ECLI:NL:RVS:2023:1998
Raad van State
- Voorlopige voorziening
- Rechtspraak.nl
Voorlopige voorziening in asielzaak met betrekking tot uitzetting en opvang van vreemdeling
Op 24 mei 2023 heeft de voorzieningenrechter van de Afdeling bestuursrechtspraak van de Raad van State uitspraak gedaan in een zaak betreffende een verzoek om voorlopige voorziening van een vreemdeling. De vreemdeling had eerder een aanvraag ingediend voor een verblijfsvergunning asiel voor bepaalde tijd, welke op 6 februari 2023 door de staatssecretaris van Justitie en Veiligheid was afgewezen. De rechtbank Den Haag had op 25 april 2023 het beroep van de vreemdeling tegen deze afwijzing ongegrond verklaard.
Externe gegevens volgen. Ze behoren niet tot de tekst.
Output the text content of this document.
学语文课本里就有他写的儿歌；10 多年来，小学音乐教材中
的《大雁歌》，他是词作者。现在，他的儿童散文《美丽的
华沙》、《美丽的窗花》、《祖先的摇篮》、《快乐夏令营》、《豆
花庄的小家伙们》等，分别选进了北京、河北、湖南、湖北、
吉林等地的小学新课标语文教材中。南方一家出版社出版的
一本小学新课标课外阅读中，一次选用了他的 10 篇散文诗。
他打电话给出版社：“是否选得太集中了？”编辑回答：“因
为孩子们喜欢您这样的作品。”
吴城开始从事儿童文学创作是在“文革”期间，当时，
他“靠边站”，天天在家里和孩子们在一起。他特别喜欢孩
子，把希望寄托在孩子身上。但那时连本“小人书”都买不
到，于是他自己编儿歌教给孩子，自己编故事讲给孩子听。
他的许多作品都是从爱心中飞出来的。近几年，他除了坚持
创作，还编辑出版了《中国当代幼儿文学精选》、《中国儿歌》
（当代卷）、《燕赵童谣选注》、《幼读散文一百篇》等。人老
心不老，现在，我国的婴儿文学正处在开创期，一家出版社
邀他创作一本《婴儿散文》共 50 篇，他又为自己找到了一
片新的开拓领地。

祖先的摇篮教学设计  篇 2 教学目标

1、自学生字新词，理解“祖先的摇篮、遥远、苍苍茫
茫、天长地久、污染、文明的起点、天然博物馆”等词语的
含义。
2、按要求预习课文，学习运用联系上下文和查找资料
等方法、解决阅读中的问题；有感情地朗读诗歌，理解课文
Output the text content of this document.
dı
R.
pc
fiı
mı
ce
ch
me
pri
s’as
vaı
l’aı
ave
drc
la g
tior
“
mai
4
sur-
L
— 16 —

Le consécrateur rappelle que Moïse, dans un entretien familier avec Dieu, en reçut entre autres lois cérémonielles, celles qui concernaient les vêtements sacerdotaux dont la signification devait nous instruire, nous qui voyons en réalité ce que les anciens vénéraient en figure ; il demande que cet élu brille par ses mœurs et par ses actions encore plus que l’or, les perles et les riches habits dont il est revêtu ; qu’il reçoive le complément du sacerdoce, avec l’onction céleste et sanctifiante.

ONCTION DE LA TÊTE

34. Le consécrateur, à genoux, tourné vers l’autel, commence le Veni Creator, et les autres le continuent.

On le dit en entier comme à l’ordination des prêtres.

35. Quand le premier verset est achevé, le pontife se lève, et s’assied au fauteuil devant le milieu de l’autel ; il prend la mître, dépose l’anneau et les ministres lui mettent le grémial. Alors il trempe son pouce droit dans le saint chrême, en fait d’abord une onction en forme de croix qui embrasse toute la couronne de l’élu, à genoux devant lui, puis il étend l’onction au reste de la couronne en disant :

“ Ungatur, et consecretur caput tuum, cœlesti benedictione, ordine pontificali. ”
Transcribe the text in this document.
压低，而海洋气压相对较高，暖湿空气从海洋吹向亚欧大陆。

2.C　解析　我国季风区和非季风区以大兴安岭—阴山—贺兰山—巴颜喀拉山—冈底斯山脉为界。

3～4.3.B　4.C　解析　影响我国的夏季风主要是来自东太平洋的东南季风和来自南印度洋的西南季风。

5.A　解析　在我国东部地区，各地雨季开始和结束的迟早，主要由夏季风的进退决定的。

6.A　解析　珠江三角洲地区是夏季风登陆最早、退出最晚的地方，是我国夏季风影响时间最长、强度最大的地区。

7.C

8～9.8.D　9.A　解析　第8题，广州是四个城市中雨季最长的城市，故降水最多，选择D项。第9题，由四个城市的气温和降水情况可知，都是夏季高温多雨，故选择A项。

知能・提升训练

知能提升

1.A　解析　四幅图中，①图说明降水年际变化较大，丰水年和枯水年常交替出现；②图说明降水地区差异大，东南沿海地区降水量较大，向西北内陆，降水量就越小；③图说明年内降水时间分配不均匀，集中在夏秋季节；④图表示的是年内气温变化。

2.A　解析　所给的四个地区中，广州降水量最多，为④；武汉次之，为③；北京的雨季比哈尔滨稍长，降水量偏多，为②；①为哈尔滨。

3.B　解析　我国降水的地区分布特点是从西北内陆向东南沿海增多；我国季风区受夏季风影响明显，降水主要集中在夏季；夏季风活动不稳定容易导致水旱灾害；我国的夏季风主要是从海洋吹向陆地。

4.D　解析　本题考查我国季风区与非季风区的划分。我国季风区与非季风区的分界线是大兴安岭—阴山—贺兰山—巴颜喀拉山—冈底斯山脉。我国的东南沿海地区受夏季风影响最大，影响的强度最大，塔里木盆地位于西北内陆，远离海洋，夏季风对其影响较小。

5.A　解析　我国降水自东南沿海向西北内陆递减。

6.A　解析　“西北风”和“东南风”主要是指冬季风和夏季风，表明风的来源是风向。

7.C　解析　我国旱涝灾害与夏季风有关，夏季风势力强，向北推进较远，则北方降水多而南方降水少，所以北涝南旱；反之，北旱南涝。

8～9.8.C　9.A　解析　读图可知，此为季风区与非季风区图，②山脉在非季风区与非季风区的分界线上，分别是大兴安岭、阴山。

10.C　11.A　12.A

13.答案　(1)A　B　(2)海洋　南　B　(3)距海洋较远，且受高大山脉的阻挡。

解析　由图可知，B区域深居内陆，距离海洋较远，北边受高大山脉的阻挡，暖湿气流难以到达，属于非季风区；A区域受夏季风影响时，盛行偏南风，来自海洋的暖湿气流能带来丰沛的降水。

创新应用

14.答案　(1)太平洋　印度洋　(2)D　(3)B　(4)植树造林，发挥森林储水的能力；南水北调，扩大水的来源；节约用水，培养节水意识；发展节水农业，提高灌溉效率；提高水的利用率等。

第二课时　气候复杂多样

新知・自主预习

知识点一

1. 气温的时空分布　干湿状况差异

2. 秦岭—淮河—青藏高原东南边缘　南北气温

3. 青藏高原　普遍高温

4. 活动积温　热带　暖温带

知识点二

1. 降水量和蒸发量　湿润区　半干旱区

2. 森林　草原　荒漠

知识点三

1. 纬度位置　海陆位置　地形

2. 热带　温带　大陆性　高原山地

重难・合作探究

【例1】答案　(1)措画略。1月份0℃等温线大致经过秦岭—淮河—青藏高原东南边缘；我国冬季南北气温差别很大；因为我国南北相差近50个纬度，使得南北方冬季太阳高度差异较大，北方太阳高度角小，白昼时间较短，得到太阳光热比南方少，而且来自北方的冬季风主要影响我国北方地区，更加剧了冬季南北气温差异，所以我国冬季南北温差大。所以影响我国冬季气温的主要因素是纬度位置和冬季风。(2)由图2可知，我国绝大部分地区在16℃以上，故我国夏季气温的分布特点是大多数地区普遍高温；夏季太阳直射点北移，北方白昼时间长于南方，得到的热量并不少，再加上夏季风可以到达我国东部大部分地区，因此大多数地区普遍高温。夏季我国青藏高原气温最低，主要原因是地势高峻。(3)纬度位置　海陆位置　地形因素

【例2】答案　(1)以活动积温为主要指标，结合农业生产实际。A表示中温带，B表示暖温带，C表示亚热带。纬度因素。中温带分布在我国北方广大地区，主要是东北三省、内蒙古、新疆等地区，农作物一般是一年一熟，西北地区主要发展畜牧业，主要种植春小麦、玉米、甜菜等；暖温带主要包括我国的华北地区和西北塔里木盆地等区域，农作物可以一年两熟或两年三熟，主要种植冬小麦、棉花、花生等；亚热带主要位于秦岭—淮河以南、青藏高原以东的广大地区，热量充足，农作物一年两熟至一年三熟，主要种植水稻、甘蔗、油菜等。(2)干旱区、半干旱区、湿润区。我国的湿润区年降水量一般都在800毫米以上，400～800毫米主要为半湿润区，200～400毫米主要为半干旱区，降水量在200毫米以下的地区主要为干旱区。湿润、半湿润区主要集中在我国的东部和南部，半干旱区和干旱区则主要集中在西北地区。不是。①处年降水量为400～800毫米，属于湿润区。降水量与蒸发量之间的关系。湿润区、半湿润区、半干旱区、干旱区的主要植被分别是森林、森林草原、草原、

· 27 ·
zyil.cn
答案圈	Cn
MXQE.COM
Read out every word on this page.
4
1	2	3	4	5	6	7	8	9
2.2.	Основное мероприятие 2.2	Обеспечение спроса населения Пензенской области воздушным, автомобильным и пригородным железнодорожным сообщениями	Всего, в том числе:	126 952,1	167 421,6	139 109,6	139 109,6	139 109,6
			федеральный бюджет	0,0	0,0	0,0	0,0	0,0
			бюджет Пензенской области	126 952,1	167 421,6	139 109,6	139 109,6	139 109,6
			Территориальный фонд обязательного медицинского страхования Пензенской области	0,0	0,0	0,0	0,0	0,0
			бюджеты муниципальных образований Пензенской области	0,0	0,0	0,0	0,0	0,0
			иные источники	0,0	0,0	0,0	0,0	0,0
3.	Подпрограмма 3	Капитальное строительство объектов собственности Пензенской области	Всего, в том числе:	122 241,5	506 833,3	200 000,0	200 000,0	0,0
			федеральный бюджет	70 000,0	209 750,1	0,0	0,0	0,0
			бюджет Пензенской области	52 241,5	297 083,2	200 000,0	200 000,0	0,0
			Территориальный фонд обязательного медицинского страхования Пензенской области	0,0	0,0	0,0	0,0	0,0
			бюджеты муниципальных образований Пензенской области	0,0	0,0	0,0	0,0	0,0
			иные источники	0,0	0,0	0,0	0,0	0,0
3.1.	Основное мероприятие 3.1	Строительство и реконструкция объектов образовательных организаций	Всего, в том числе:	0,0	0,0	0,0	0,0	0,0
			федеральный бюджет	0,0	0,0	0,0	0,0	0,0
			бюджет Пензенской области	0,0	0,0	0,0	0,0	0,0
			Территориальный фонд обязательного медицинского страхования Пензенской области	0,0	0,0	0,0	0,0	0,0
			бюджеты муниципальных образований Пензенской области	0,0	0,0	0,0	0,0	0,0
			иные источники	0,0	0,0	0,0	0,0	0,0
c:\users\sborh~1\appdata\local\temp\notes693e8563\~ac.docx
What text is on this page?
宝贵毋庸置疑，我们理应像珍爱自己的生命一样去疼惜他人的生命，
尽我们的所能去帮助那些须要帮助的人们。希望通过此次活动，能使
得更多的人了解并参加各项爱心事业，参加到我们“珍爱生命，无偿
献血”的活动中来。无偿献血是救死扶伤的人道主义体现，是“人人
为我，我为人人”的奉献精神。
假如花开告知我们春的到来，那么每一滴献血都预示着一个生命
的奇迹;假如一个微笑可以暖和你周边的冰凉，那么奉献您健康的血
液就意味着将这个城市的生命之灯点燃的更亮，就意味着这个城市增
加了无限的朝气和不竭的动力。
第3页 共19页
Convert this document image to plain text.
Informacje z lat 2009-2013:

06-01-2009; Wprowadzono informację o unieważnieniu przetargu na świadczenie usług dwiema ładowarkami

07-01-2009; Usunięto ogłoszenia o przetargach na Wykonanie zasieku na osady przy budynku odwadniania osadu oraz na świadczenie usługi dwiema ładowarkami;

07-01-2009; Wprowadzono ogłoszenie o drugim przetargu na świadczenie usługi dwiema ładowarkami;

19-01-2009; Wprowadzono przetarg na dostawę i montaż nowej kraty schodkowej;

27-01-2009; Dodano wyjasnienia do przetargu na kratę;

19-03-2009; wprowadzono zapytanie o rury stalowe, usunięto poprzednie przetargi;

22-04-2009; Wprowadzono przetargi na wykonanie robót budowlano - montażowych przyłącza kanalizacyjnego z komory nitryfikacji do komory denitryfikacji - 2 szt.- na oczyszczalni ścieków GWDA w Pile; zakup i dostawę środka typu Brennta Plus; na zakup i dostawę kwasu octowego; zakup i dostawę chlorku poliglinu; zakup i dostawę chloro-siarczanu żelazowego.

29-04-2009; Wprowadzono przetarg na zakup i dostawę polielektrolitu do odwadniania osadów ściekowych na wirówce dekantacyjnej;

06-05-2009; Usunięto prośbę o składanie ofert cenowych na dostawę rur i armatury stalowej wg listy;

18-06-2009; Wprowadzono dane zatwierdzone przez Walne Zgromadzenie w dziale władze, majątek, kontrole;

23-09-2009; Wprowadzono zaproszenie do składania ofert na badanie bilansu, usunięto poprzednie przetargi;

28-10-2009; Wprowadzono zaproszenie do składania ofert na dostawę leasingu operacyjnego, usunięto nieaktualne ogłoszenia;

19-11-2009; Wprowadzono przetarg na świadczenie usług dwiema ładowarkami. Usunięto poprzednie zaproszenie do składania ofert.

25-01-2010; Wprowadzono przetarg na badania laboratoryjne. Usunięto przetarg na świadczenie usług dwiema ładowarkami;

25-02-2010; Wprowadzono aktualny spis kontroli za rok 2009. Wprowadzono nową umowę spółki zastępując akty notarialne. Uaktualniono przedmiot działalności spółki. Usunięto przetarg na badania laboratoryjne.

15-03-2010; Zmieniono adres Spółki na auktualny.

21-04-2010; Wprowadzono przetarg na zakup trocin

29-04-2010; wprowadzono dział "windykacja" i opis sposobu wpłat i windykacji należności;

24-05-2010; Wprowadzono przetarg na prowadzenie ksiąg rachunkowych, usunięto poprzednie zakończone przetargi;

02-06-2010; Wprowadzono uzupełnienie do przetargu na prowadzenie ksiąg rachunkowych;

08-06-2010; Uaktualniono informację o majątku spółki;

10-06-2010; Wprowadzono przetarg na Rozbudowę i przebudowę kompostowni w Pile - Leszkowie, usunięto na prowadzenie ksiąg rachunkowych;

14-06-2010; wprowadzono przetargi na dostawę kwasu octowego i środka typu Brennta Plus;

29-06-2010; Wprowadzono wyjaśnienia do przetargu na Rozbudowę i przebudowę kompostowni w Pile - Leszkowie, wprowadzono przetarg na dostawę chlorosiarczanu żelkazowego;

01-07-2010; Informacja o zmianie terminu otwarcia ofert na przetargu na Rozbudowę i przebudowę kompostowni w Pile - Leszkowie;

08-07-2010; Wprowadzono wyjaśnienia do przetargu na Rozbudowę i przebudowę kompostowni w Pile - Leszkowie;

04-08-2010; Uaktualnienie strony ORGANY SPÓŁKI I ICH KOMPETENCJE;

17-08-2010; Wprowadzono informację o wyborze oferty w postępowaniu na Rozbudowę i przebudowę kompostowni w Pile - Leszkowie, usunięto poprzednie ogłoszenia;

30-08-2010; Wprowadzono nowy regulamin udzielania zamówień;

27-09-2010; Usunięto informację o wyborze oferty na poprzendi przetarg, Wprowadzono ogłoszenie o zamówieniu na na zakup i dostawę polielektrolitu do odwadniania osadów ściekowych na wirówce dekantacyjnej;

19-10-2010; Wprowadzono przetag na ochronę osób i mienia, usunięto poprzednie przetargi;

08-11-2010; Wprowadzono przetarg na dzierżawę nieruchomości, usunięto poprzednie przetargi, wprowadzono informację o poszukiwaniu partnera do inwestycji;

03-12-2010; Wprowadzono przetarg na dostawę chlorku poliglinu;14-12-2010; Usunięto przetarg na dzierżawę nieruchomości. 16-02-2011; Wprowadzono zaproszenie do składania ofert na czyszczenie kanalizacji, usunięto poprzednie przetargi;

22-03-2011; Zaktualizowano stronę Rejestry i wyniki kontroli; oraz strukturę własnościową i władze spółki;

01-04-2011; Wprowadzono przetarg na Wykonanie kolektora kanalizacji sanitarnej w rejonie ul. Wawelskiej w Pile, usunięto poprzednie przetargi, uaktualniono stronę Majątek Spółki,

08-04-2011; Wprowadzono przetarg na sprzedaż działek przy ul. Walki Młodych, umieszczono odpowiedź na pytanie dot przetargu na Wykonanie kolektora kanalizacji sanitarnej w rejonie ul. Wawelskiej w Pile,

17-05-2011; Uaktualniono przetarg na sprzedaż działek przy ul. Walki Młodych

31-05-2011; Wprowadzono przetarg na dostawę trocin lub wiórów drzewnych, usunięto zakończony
Hierop heeft de vreemdeling hoger beroep ingesteld en verzocht om een voorlopige voorziening, zodat hij niet zou worden uitgezet voordat er op het hoger beroep was beslist.
De voorzieningenrechter heeft in zijn overwegingen geconstateerd dat de vreemdeling verzocht heeft om een voorlopige voorziening die hem beschermt tegen uitzetting en die hem opvang en verstrekkingen garandeert. Gezien de omstandigheden en de ingediende argumenten, heeft de voorzieningenrechter besloten om de gevraagde voorlopige voorziening te treffen. Dit betekent dat de vreemdeling niet mag worden uitgezet totdat er een beslissing is genomen op het hoger beroep. Daarnaast is de staatssecretaris van Justitie en Veiligheid veroordeeld tot vergoeding van de proceskosten die de vreemdeling heeft gemaakt in verband met de behandeling van zijn verzoek, tot een bedrag van € 837,00, dat geheel is toe te rekenen aan door een derde beroepsmatig verleende rechtsbijstand.
De uitspraak is openbaar uitgesproken en ondertekend door de voorzieningenrechter en de griffier.